Verschiedene Lernhilfen

Ich zeig euch mal die Lernhilfen die wir benutzen.

  • Lükkasten klein und groß mit den entsprechenenden Büchern
    Lükkastensammlung
  • Bücher von Leserabe mit Silbentrennung
    Leserabe mit Silbentrennung
  • Nachschlagwerke von Duden oder Brockhaus u.s.w
    Nachschlagewerke

Ich suche die Lernhilfen danach aus wie sie mich selbst ansprechen und wo ich auch weiß das mein Kind damit arbeiten wird.
Der Lükkasten eignet sich auch schon für Kids ab dem Kindergartenalter.Mein Sohn nimmt immer den Kleinen(12 Plättchen)
und schon geht es los,da viel mit Bildern gearbeitet wird versteht er auch einiges selbst schon ohne das ich was erklären muß.
Jeder muß trotzdem für sich entscheiden was für sein Kind das richtige ist,dies sind nur Empfehlungen und wo wir damit gute Erfahrungen gemacht haben.

 

 

 

Wie ist der Schulalltag in einer LRS Klasse?
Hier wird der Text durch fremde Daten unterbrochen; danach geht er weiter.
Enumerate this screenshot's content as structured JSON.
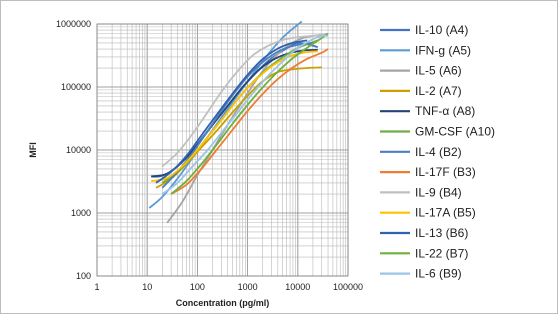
{
  "chart_data": {
    "type": "line",
    "xlabel": "Concentration (pg/ml)",
    "ylabel": "MFI",
    "xscale": "log",
    "yscale": "log",
    "xlim": [
      1,
      100000
    ],
    "ylim": [
      100,
      1000000
    ],
    "x_ticks": [
      1,
      10,
      100,
      1000,
      10000,
      100000
    ],
    "x_tick_labels": [
      "1",
      "10",
      "100",
      "1000",
      "10000",
      "100000"
    ],
    "y_ticks": [
      100,
      1000,
      10000,
      100000,
      1000000
    ],
    "y_tick_labels": [
      "100",
      "1000",
      "10000",
      "100000",
      "1000000"
    ],
    "grid": "major and minor",
    "legend_position": "right",
    "series": [
      {
        "name": "IL-10 (A4)",
        "color": "#4472c4",
        "x": [
          12,
          20,
          40,
          80,
          160,
          320,
          640,
          1280,
          2560,
          5120,
          10240,
          25000
        ],
        "y": [
          3800,
          3900,
          5500,
          10000,
          20000,
          40000,
          80000,
          150000,
          260000,
          380000,
          500000,
          430000
        ]
      },
      {
        "name": "IFN-g (A5)",
        "color": "#5b9bd5",
        "x": [
          11,
          20,
          40,
          80,
          160,
          320,
          640,
          1280,
          2560,
          5120,
          12000
        ],
        "y": [
          1200,
          1800,
          3500,
          7500,
          16000,
          35000,
          75000,
          160000,
          330000,
          620000,
          1100000
        ]
      },
      {
        "name": "IL-5 (A6)",
        "color": "#a5a5a5",
        "x": [
          25,
          50,
          100,
          200,
          400,
          800,
          1600,
          3200,
          6400,
          12800,
          40000
        ],
        "y": [
          700,
          1500,
          4000,
          10000,
          25000,
          60000,
          140000,
          280000,
          450000,
          600000,
          700000
        ]
      },
      {
        "name": "IL-2 (A7)",
        "color": "#c9a000",
        "x": [
          15,
          30,
          60,
          120,
          240,
          480,
          960,
          1920,
          3840,
          7680,
          15360,
          30000
        ],
        "y": [
          2500,
          3500,
          6000,
          11000,
          20000,
          38000,
          70000,
          120000,
          170000,
          190000,
          200000,
          205000
        ]
      },
      {
        "name": "TNF-α (A8)",
        "color": "#264478",
        "x": [
          12,
          25,
          50,
          100,
          200,
          400,
          800,
          1600,
          3200,
          6400,
          12800,
          25000
        ],
        "y": [
          3800,
          4200,
          6500,
          12000,
          25000,
          50000,
          100000,
          180000,
          270000,
          340000,
          380000,
          390000
        ]
      },
      {
        "name": "GM-CSF (A10)",
        "color": "#70ad47",
        "x": [
          20,
          40,
          80,
          160,
          320,
          640,
          1280,
          2560,
          5120,
          10240,
          25000
        ],
        "y": [
          3000,
          4500,
          8000,
          16000,
          32000,
          65000,
          120000,
          200000,
          300000,
          420000,
          550000
        ]
      },
      {
        "name": "IL-4 (B2)",
        "color": "#4d7fbf",
        "x": [
          20,
          40,
          80,
          160,
          320,
          640,
          1280,
          2560,
          5120,
          10240,
          20000
        ],
        "y": [
          2500,
          4500,
          9000,
          20000,
          45000,
          95000,
          180000,
          290000,
          400000,
          470000,
          500000
        ]
      },
      {
        "name": "IL-17F (B3)",
        "color": "#ed7d31",
        "x": [
          30,
          60,
          120,
          240,
          480,
          960,
          1920,
          3840,
          7680,
          15360,
          30000,
          40000
        ],
        "y": [
          2000,
          2800,
          5000,
          10000,
          20000,
          40000,
          75000,
          130000,
          200000,
          280000,
          350000,
          400000
        ]
      },
      {
        "name": "IL-9 (B4)",
        "color": "#c0c0c0",
        "x": [
          20,
          40,
          80,
          160,
          320,
          640,
          1280,
          2560,
          5120,
          10240,
          20000,
          40000
        ],
        "y": [
          5500,
          9000,
          18000,
          40000,
          90000,
          180000,
          320000,
          450000,
          560000,
          620000,
          650000,
          680000
        ]
      },
      {
        "name": "IL-17A (B5)",
        "color": "#ffc000",
        "x": [
          12,
          25,
          50,
          100,
          200,
          400,
          800,
          1600,
          3200,
          6400,
          12800,
          25000
        ],
        "y": [
          3200,
          3600,
          5500,
          10000,
          20000,
          40000,
          80000,
          140000,
          220000,
          300000,
          350000,
          370000
        ]
      },
      {
        "name": "IL-13 (B6)",
        "color": "#2e63b0",
        "x": [
          15,
          30,
          60,
          120,
          240,
          480,
          960,
          1920,
          3840,
          7680,
          15360
        ],
        "y": [
          3000,
          4500,
          8000,
          17000,
          36000,
          75000,
          150000,
          270000,
          400000,
          500000,
          550000
        ]
      },
      {
        "name": "IL-22 (B7)",
        "color": "#6fb03c",
        "x": [
          30,
          60,
          120,
          240,
          480,
          960,
          1920,
          3840,
          7680,
          15360,
          30000,
          40000
        ],
        "y": [
          2000,
          3200,
          6000,
          12000,
          25000,
          50000,
          95000,
          170000,
          280000,
          420000,
          600000,
          700000
        ]
      },
      {
        "name": "IL-6 (B9)",
        "color": "#9dc3e6",
        "x": [
          20,
          40,
          80,
          160,
          320,
          640,
          1280,
          2560,
          5120,
          10240,
          25000,
          40000
        ],
        "y": [
          2000,
          3000,
          5500,
          10000,
          20000,
          40000,
          80000,
          150000,
          260000,
          420000,
          620000,
          650000
        ]
      }
    ]
  }
}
Genauso wie in einer ganz normalen Klasse 3 nur das es weniger Kinder(ca.15) sind und die Klasse 3 auf 2 Jahre lang gezogen wird.
Ansonsten haben Sie genau die gleichen Fächer Mathe, Sport, Sachkunde usw. nur Deutsch steht eben mehr auf dem Lehrplan als sonst.
Das erste Schuljahr fing so an:

Die Kinder lernen das Alphabet nochmal neu kennen nach der Methode Buchstaben kann man sehen und schreiben, wir hören und sprechen aber Laute.

Angefangen haben wir mit folgende Buchstaben
A – E – I – O – U
Das sind unsere Kapitäne (Selbstlaute).

Es folgten die Buchstaben
M – R – S – N – F – L
Das sind die Matrosen (Mitlaute).

2.Arbeiten mit dem Silbenteppich

– Kinder lernen parallel zum Laut die passende Gebärde (siehe PDF- Gebaerdensprache)
– Bilden von Reihen mit den gelernten Buchstaben,
z. B. MA – ME – Mi – Mo – MU (siehe PDF- Silbenteppich)
-dabei sollen die Kinder die Lautgebärde zeigen und dabei sprechen

Bitte achten Sie darauf dass zwischen Mitlaut und Selbstlaut keine Luft entsteht. (gute Voraussetzung für das Lesen von Texten)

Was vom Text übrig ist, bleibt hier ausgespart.